Households in debt and businesses dealing with the uncertainty that is the aftermath of Brexit will welcome the first cut in interest rates since 2009. Savers, however, will feel the Bank of England has rubbed salt in their wounds.
And, in truth, one wonders whether the 0.25 per cent cut in rates is as much a public relations exercise as any attempt to stiffen the backbone of a decelerating economy.
After all, rates were already at historical lows of 0.5 per cent, creating benign conditions for people to take out loans. A quarter-point move is therefore not a game-changer of any sort.
Any household or small or medium-sized business weighing up taking out a loan – and thereby keeping the wheels of the economy turning – are not going to be swayed by a cut of 0.25 per cent.

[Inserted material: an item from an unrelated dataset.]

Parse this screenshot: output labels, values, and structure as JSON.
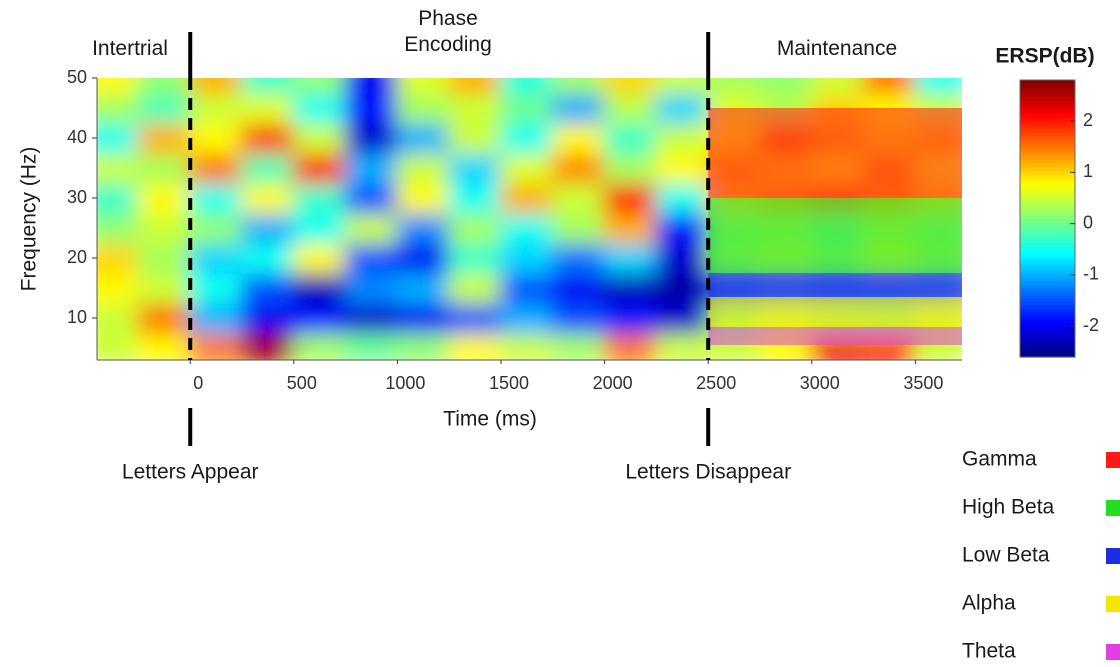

With rates in the Deep South already, individuals or SMEs would have pressed the capital-raising button already if they were minded to.
And it has been estimated that five out of six mortgage borrowers in the UK will see no benefit from the latest cut.
Meanwhile, businesses cautious on investment are not so because of where interest rates are, but as a result of uncertainty arising from the UK referendum vote to leave the EU.
And that uncertainty will not be dissipated by incremental monetary tinkering. So has the Bank of England moved, even sub-consciously, because it must be seen to be “doing something” in the wake of the shock to the system that is Brexit?
Admittedly, pressures have risen on the Bank to pull some levers, even if no rabbit out of the hat, in the wake of a slew of data that shows UK economic growth is slowing sharply. Services, manufacturing and construction have all been noticeably hit, rasing echoes of the last recession.
In that context, much more meaningful is the BoE’s other action yesterday in expanding its pump-priming £375 billion quantitative easing (QE) programme by £60bn to £435bn – the first QE increase since 2012.
It is also buying £10bn of corporate debt and announced a new scheme worth up to £100bn to encourage banks to lend to households and businesses.
Perhaps the best course of action may have been for the Bank to press the button on that big-picture stuff, but leave the almost red herring of interest rates where they were.